Bugün çok heyecanlıyım.
Bugün uzaktan bedelli askerliğim başlıyor.
Sabah sekizde televizyonun karşısındaydım bir iskemle üzerinde. Eğitim tam vaktinde başladı. Kamuflajlı, sert görünümlü bir adam çıktı televizyona, omuzunda iki tane yıldız bir de çelenk üzere şey var. Biz onu görüyoruz, o ise istediği vakit istediğini görebiliyormuş; teknoloji bu, denetimi bu türlü yapacakmış.
“Günaydın arkadaşlar” dedi kamuflajlı adam. “Günaydın abi” dedim. “Ne ağabeyi be” dedi, bağırdı birden.
“Ben Yarbay Hasan Yılmazer, uzaktan bedelli askerlik uzmanıyım, bedelli askerliği birlikte yapacağız, bana komutanın diyeceksiniz, günaydın deyince yüksek sesle sağ ol diye kükreyeceksiniz…”
“Şimdi tekrar başlıyoruz” dedi, “günaydın asker”. Çok yüksek sesle bağırmışım sağ ol diye, annem mutfakta cezveyi düşürmüş endişesinden, koşarak geldi “ne oldu oğlum” diyerek.
Sonra kamuflajlı kumandanla göz göze geldik.

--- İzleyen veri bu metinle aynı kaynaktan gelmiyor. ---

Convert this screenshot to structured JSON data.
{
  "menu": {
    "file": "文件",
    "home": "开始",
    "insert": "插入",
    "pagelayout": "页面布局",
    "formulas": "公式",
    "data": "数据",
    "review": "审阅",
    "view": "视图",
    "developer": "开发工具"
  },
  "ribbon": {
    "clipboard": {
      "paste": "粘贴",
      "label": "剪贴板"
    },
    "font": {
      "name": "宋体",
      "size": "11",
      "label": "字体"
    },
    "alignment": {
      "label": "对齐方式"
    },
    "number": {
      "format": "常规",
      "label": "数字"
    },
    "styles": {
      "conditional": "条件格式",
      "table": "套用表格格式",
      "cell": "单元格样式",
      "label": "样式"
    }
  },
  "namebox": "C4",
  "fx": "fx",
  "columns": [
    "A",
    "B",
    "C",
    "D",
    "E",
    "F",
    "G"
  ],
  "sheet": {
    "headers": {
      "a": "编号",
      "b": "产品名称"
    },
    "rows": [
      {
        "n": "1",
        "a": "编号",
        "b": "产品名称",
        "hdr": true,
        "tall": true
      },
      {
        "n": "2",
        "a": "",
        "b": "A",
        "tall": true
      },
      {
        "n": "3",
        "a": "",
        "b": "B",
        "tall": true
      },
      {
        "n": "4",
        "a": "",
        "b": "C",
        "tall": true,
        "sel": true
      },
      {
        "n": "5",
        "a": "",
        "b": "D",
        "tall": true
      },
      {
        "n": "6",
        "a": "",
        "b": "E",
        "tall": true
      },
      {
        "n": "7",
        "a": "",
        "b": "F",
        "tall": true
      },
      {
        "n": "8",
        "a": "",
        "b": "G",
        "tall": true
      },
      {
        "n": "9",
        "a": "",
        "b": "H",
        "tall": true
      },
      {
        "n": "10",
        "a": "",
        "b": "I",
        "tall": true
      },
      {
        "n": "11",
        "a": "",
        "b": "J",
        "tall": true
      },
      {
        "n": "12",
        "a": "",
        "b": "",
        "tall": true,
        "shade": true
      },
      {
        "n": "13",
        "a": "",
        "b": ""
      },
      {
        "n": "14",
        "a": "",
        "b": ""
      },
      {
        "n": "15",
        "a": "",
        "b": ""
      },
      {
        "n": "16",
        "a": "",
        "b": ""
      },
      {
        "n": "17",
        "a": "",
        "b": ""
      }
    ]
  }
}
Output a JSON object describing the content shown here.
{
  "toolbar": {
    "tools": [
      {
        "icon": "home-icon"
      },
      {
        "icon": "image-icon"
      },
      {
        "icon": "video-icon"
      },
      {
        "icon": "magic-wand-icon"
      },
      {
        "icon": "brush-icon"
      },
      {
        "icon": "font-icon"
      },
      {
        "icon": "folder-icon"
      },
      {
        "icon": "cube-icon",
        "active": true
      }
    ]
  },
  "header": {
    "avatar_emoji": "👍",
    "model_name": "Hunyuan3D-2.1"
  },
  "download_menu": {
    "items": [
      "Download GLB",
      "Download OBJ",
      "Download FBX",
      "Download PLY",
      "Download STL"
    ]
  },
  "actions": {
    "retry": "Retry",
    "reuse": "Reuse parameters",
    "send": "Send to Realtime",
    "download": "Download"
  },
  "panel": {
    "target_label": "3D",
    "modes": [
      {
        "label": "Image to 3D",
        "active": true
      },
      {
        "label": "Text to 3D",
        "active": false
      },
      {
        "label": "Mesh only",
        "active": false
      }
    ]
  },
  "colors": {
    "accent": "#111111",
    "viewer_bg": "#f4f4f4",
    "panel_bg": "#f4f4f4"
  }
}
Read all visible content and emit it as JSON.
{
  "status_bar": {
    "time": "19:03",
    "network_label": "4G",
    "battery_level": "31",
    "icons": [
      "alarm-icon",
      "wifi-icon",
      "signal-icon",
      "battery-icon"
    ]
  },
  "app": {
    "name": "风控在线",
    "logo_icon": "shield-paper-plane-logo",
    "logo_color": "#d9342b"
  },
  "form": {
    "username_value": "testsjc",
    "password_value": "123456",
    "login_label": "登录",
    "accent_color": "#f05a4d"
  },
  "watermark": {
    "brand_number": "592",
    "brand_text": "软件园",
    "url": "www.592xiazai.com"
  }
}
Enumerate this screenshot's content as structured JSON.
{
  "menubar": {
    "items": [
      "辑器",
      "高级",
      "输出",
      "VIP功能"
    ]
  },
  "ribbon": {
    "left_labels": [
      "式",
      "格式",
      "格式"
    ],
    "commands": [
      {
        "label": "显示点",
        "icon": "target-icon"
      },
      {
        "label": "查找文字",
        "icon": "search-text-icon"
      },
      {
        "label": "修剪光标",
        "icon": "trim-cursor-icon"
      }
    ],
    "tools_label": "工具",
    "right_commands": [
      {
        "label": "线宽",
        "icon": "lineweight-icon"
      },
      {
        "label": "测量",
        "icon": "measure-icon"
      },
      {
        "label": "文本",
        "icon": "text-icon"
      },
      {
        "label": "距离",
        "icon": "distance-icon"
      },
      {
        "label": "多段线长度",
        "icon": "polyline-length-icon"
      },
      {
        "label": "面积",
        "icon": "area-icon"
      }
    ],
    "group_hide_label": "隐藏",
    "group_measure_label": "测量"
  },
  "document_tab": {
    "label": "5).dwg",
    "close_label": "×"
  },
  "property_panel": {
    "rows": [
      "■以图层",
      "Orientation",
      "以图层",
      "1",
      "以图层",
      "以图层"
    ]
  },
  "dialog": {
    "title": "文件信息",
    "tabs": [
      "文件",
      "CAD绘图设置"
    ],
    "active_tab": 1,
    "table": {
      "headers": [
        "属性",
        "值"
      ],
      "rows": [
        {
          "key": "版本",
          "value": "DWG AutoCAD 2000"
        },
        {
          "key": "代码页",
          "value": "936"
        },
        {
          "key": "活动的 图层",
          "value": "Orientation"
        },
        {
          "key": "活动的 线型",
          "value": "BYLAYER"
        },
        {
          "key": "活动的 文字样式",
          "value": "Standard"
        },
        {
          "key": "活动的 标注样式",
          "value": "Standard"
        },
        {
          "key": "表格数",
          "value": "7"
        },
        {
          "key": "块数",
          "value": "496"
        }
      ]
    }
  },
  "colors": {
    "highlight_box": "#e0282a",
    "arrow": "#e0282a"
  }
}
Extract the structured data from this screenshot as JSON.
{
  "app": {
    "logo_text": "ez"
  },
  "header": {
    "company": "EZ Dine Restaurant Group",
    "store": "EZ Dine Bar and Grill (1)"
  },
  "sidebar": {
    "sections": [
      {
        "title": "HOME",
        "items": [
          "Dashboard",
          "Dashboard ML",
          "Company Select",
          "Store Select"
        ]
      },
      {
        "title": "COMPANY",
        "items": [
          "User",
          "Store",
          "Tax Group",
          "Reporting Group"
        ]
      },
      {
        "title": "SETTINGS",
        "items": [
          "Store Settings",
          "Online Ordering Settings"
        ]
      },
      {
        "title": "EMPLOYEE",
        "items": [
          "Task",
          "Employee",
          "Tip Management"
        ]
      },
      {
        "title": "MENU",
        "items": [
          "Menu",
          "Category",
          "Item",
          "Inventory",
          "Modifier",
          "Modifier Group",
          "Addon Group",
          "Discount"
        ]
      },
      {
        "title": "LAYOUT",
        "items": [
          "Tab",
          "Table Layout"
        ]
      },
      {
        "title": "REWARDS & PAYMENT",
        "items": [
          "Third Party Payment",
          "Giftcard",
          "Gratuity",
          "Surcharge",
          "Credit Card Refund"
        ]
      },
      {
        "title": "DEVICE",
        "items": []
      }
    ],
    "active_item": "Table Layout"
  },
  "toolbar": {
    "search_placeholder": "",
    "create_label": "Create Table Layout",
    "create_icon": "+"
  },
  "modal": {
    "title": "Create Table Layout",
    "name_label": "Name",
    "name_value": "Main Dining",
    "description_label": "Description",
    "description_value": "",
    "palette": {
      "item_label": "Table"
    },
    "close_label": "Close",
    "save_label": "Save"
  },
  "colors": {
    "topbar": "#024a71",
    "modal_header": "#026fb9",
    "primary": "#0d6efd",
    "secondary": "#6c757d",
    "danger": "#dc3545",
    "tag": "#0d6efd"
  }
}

Çok kızgındı, “eşofmanla askerlik olur mu” dedi bana. “Gidin üstünüze önemli bir şeyler giyin gelin”. “Benim kamuflajlı bir tişörtüm var olur mu abi” dedim. Kızdı “ne ağabeyi ulan, komutan” dedi.
“SİZ DE TARİHE GEÇECEKSİNİZ”
Bugünkü dersin asıl konusu askerlik hizmetinin ehemmiyeti imiş.
Komutan dedi ki “anayasaya nazaran askerlik vatan hizmetidir, çok kutsal bir misyondur, artık siz bu kutsal misyonu icra ediyorsunuz koronavirüs yüzünden evinizden.”
Sonra tarihten örnekler vererek askerlerin kahramanlık öykülerini anlattı.
Sonra, “siz de tarihe geçeceksiniz dedi” kamuflajlı abi, şey pardon kumandan. “Siz de tarihe geçeceksiniz, tarihte birinci sefer uzaktan bedelli askerlik yaparak” dedi.
İlk istirahatte koşarak annemin yanına mutfağa gittim, kutsal vatan hizmetini yaptığım, uzaktan bedelli askerlikle tarihe geçtiğim için benimle gurur duyabileceğini söyledim. Annem çok sevindi, “oğlummm” dedi…
Üstümde kamuflajlı tişört, altımda eşofman, ayağımda terlikler vardı, ancak olsun, güç kaidelerde kutsal vatan hizmeti yapıyorduk.
Öğleden sonra omuzunda üç yıldızlı öteki bir kamuflajlı geldi. “Merhaba asker” deyince şaşırdık. Günaydın değil, merhaba dedi onun için şaşırdık. Merhaba deyince de “sağ ol” diye bağıracakmışız. İkinci denemede tekrar var gücümle bağırdım. Annem bu sefer mutfakta sürahiyi kırmış.
Bedelli askerlik ve vatan hizmetinin kahramanları olarak bugün öğlenden sonra rütbeleri öğrenecektik, lakin pek de öğrenemedik.
Ne kadar çok rütbe varmış orduda, bu kadar çok rütbe olmasa keşki dedim. Generalleri var, subayları var, astsubayları var, uzmanları var, sözleşmelileri var…Denizcilerin ki ise bir alem, çizgi, çizgi kollarında. Öğrenmek mümkün değil. Düzgün ki imtihanı yok bedelli askerliğin…
Birinci günün tamamı nazari imiş. Yarın tamamı tatbiki olacakmış.
Yarın öğleye kadar ayna karşısında selam vermesini öğrenecekmişiz.
Öğleden sonra ise en değerlisi, silah eğitimi, atış eğitimi başlayacak…
Silah eğitimi çok kıymetli, zira asker için silah namus imiş üz yıldızlı, yani yüzbaşı o denli söyledi.
Evde bedelli askerlikte gerçek silahımız olamayacağı için akşamdan uzun bir oklava yahut baston edinmemizi tembihlediler.
Atış sesi yerine de çuh çuh yapacakmışız.
Ne de olsa bu kutsal vatan vazifesi.
Biz de bu kutsal vatan misyonunun varlıklı kahraman askerleri…
Bu gece yatağa huzur ve gururla gireceğim.